If a person has their guard up, you need to move slowly with them. Do not introduce a ton of ambiguity.
After I shared a warm moment with this girl, the next time I saw her, she kind of noticed I felt attraction, but was trying to hide it.
From what I could retrospectively tell, she seemed to be trying to "test" if I was attracted and confirm it to herself. She did something flirty, then immediately walked away quick. This introduced a lot of ambiguity into the dynamic, and there was increasingly charged moments afterward which were also full of ambiguity and it was impossible to tell on either side what was going on.

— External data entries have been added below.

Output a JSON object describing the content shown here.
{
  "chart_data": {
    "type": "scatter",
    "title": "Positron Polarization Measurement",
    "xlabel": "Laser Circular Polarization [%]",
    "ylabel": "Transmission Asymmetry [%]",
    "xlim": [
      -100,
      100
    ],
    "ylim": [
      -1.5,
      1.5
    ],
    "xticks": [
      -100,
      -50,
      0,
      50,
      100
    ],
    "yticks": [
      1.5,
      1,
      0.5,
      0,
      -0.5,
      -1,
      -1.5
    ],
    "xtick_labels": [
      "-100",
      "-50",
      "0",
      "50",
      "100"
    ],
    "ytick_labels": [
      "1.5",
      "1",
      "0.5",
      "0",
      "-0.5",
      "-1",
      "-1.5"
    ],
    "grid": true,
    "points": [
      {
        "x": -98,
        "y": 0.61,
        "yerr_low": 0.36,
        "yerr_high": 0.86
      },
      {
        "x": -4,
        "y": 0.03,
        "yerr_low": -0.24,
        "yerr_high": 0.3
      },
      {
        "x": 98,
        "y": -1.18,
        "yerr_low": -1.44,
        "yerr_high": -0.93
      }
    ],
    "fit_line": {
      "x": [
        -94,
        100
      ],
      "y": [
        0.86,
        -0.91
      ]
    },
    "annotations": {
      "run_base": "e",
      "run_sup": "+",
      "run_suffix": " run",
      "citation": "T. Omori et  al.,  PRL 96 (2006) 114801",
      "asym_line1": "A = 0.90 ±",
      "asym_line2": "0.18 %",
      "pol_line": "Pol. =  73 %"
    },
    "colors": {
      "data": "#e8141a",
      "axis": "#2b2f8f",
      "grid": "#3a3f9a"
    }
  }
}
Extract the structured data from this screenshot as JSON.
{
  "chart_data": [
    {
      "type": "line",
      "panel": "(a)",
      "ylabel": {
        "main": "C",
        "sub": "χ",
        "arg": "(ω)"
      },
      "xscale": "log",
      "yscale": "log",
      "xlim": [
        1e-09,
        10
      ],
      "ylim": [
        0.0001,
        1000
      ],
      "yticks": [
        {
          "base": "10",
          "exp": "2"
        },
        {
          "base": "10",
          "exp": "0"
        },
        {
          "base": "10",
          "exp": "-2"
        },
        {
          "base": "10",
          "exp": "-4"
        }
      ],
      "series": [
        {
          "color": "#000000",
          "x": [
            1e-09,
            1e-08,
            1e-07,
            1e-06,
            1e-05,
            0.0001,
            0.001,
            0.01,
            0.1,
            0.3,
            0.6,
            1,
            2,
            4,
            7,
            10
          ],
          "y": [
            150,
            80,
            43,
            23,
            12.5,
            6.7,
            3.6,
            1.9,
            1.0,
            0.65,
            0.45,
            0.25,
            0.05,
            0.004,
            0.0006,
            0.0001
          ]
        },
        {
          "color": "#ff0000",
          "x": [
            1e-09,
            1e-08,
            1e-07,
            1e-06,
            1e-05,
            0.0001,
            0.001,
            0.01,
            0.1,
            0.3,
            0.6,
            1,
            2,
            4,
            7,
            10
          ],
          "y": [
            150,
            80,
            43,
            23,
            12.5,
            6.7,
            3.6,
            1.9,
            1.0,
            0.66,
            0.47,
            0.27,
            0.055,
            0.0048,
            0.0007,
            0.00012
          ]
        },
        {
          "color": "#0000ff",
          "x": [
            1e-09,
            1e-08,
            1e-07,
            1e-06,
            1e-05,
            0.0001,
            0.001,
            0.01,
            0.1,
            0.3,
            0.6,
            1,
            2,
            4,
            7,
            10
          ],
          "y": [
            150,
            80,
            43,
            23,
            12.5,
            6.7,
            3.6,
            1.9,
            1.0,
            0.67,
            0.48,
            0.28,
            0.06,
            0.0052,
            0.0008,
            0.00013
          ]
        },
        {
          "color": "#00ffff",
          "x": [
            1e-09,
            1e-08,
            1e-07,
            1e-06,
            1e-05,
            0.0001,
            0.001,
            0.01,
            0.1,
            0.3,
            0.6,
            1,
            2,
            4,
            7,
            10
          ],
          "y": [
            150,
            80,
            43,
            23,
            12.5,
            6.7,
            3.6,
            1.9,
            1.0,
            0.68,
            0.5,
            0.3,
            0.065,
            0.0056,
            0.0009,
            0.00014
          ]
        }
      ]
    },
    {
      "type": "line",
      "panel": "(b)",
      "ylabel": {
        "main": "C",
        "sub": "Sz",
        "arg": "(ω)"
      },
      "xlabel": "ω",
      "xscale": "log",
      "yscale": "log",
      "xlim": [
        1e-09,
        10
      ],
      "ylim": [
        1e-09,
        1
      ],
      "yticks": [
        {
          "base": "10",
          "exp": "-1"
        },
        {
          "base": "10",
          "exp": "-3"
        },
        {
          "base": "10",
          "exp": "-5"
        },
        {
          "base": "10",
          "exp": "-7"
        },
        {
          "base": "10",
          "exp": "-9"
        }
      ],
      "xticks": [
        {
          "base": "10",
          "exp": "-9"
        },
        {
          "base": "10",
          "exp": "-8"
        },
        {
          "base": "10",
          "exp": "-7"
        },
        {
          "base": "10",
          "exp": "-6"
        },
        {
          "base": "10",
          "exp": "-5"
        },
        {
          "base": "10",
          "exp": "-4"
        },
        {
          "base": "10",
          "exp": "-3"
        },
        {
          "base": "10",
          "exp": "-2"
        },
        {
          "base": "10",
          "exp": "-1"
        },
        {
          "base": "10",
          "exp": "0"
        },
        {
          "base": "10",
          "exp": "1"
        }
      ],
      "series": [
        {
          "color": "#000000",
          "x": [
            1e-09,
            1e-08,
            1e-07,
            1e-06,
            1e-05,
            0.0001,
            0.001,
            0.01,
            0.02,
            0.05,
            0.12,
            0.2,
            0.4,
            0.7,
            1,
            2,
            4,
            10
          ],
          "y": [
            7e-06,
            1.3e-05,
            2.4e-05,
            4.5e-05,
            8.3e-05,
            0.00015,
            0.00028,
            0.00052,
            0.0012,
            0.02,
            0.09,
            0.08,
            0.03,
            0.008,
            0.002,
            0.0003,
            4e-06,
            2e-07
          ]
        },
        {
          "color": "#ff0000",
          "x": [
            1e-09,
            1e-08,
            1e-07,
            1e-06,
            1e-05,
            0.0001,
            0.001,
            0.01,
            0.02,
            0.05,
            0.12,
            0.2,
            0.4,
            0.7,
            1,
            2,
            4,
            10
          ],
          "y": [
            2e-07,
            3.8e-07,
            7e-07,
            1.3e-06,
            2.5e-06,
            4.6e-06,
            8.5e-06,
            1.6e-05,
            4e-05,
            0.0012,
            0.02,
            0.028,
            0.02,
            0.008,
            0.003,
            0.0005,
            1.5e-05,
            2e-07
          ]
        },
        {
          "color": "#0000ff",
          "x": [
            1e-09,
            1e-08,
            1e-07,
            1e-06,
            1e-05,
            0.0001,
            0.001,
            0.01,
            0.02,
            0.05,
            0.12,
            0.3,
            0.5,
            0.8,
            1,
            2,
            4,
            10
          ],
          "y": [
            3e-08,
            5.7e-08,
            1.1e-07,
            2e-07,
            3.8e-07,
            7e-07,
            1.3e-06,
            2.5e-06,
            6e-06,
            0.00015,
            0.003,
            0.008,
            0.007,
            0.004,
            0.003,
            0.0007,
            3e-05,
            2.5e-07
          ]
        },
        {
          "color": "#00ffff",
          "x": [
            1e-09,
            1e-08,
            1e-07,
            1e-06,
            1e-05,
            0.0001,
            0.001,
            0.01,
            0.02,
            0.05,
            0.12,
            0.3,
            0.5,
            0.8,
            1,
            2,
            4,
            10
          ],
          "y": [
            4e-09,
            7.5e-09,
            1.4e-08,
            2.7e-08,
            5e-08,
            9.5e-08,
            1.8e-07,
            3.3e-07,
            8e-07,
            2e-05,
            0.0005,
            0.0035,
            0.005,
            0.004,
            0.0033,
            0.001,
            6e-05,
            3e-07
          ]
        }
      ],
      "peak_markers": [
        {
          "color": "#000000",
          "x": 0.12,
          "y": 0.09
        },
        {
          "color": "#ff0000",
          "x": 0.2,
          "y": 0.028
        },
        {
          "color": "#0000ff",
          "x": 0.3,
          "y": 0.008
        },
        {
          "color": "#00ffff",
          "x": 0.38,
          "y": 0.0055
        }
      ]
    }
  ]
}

The net result is that the air never really got cleared and my interpretation of what happened left me feeling like the person played with my feelings, so I eventually just iced them out completely. I erased them, even refusing to look at them, because I was deeply offended. I didn't get a chance to speak to them because I saw them at their job later, but wasn't going to talk about it while they worked.
I had to study what happened with AI models to get a deeper understanding and it seemed like the indicators pointed to this person wanting connection but being scared to drop their guard and pursue it, so they tried a lot of indirect things. The indirect things made the situation very confusing.
This is not good. If you notice a person sort of has their emotional guard up, you need to move slowly with them and signal safety. The way that you signal safety to a person like this is to talk to them directly and slowly, not giving emotional whiplash by trying to dance around them.
Some people like to use plausible deniability to shield themselves from rejection, but overusing this is not a good idea because others start questioning their own sanity or gaslighting themselves until they shut down.